A: The non convergence result of Aaronson in infinite measure space is proved by reducing it (via inducing and using the ratio ergodic theorem which Anthony mentioned) to a question of whether given a probability measure preserving transformation and a positive nonintegrable function $f$ (the return time function), can one normalize the Birkhoff sums of $f$ by some sequence $b_n$ and get 
$$\frac{1}{b_n}\sum_{k=1}^nf\circ T^k\xrightarrow[n\to\infty]{} 1,\ \ a.s.?$$
(The function $f$ in the reduction is the first return function into a set of positive and finite measure). Aaronson generalises the Theorems of Chow and Robbins (the case $f\circ T,f\circ T^2,...$ are i.i.d.) and shows that if $T$ is ergodic and $f$ is not integrable then for any sequence $b_n\to\infty$ either 
$$
\limsup \frac{1}{b_n}\sum_{k=0}^nf\circ T^k=\infty, \ \ a.s.
$$ or 
$$
\liminf \frac{1}{b_n}\sum_{k=0}^nf\circ T^k=0, \ \ a.s.
$$
A: Let us restrict to the case in which the mean is zero (as A.Quas has pointed out, convergence a.s. is either trivial or ruled out for other normalizations otherwise).
In this case, the sequences $(a_{n})_{n}$ needed to obtain convergence in distribution to a non-degenerate (non-constant) random variable $Y$, this is, such that
$$\frac{1}{a_{n}}\sum_{k=0}^{n-1}f\circ T^{k}\Rightarrow_{n} Y$$
for some non-degenerate $Y$,  are unique in the following sense: if $(a'_{n})_{n}, Y'$ is any other such pair of objects, then there exists 
$$0<b=\lim_{n}\frac{a'_{n}}{a_{n}}$$
and, in particular. $Y'=bY$ (in distribution).
To see this note that, by convergence of types results (see p. 193 in Probability and Measure, 3rd edition or the appendix of this paper of mine for a more detailed explanation), if $(Z_{n})_{n}, Z,Z'$ are random variables with $Z,Z'$ not constant and $(a_{n})_{n}, (a'_{n})_{n}$ are sequences of positive numbers such that $a_{n}Z_{n}\Rightarrow_{n} Z$ and $a_{n}'Z_{n}\Rightarrow_{n} Z'$ then, since
$$\frac{a_{n}}{a'_{n}}a'_{n}Z_{n}\Rightarrow_{n} Z$$
and $Z'_{n}:=a'_{n}Z_{n}\Rightarrow Z'$, the sequence $a_{n}/a'_{n}$ has a (strictly positive) limit.

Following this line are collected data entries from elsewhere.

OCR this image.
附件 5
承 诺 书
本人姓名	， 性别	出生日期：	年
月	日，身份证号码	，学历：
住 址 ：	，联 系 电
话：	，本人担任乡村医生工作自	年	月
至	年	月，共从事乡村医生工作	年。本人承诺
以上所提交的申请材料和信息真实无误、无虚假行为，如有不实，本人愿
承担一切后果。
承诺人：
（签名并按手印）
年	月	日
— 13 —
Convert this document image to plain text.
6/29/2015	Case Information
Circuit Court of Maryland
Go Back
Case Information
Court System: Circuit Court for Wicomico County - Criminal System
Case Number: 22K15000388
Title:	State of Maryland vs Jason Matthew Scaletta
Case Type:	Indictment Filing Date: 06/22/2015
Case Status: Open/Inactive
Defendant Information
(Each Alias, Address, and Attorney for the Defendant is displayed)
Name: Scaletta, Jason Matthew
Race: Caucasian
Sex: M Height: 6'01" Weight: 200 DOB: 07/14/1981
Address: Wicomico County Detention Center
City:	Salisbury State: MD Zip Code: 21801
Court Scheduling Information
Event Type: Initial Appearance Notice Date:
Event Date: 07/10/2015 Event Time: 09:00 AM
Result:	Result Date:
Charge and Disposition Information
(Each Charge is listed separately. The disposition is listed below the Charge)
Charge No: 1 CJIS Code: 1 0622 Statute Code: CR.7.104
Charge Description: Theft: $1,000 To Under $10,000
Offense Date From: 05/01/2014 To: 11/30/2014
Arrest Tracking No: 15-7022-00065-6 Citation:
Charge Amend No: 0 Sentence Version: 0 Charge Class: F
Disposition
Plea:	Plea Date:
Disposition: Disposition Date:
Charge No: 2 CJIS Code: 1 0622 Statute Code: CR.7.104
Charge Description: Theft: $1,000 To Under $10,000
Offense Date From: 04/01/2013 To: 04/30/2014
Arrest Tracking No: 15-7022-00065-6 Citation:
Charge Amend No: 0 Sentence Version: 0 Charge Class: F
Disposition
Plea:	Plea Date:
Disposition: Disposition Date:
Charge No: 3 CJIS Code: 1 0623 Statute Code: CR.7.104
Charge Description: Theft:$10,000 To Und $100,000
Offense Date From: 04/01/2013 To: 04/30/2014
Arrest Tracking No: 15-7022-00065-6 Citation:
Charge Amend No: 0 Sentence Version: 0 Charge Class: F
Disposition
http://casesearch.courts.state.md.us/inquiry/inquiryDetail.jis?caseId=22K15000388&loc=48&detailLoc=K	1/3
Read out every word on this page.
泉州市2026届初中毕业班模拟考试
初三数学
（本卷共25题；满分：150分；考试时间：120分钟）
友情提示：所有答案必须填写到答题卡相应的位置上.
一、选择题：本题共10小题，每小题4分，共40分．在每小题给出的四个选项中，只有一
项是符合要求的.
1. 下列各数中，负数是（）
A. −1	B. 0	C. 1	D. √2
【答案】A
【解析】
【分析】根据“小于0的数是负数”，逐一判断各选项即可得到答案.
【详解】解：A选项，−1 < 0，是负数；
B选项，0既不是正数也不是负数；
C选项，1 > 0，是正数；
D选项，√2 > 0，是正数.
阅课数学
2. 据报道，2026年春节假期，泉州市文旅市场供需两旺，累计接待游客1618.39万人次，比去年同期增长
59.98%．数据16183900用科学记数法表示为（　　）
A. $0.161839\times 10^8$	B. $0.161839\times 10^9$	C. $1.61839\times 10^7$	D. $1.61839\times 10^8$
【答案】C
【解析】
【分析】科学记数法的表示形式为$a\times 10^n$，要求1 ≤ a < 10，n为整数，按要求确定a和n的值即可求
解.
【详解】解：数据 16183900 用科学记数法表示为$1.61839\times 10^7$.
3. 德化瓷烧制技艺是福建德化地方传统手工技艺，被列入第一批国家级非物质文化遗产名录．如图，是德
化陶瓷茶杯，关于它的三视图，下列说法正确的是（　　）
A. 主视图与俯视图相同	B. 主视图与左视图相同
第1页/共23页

Adapt this argument taking $Z_{n}:=\sum_{k=0}^{n-1}f\circ T^{k}$.
This may not answer your question, but at least it will give you a good feeling of why people usually re-normalize by, say, $\sqrt{n}$ (instead of some other constant) when trying to prove the Central Limit Theorem: if the CLT holds with this normalization it basically can't hold with any other, and the limit has to be normal (and similarly for a CLT under any other renormalization).